Clever Hans in Chemistry: Chemist Style Signals Confound Activity Prediction on Public Benchmarks
This reveals a failure mode in public benchmarks that could mislead drug discovery efforts, highlighting the need for better dataset practices to avoid confounding signals.
The study found that machine learning models can predict bioactivity by inferring which chemist made a molecule, rather than learning causal chemistry, achieving 60% top-5 accuracy in predicting authors and comparable predictive power to structure-based baselines.

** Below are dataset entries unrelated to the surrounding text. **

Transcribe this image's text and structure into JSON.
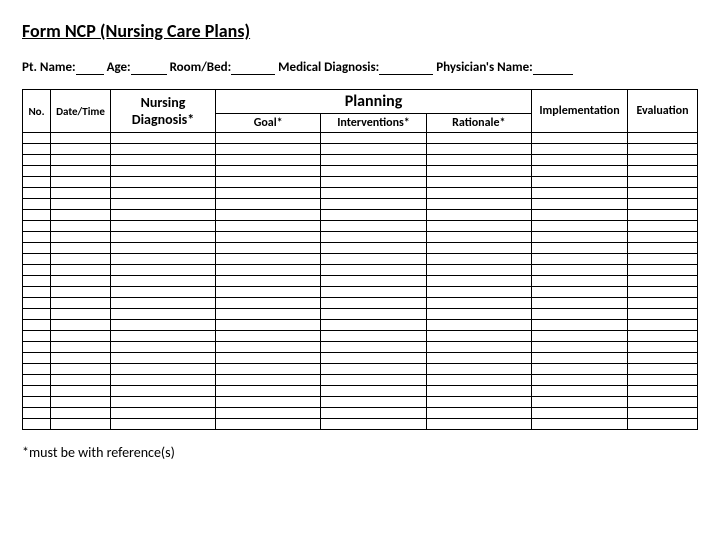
{
  "title": "Form NCP (Nursing Care Plans)",
  "patient": {
    "name_label": "Pt. Name:",
    "age_label": "Age:",
    "roombed_label": "Room/Bed:",
    "diagnosis_label": "Medical Diagnosis:",
    "physician_label": "Physician's Name:"
  },
  "table": {
    "headers": {
      "no": "No.",
      "datetime": "Date/Time",
      "nursing_diagnosis": "Nursing Diagnosis*",
      "planning": "Planning",
      "goal": "Goal*",
      "interventions": "Interventions*",
      "rationale": "Rationale*",
      "implementation": "Implementation",
      "evaluation": "Evaluation"
    },
    "row_count": 27,
    "columns": 8,
    "border_color": "#000000",
    "background": "#ffffff"
  },
  "footnote": "*must be with reference(s)",
  "style": {
    "title_fontsize": 18,
    "header_fontsize": 13,
    "body_font": "Calibri",
    "text_color": "#000000",
    "blank_widths": {
      "name": 28,
      "age": 36,
      "roombed": 44,
      "diagnosis": 54,
      "physician": 40
    }
  }
}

Can machine learning models identify which chemist made a molecule from structure alone? If so, models trained on literature data may exploit chemist intent rather than learning causal structure-activity relationships. We test this by linking CHEMBL assays to publication authors and training a 1,815-class classifier to predict authors from molecular fingerprints, achieving 60% top-5 accuracy under scaffold-based splitting. We then train an activity model that receives only a protein identifier and an author-probability vector derived from structure, with no direct access to molecular descriptors. This author-only model achieves predictive power comparable to a simple baseline that has access to structure. This reveals a "Clever Hans" failure mode: models can predict bioactivity largely by inferring chemist goals and favorite targets without requiring a lab-independent understanding of chemistry. We analyze the sources of this leakage, propose author-disjoint splits, and recommend dataset practices to decouple chemist intent from biological outcomes.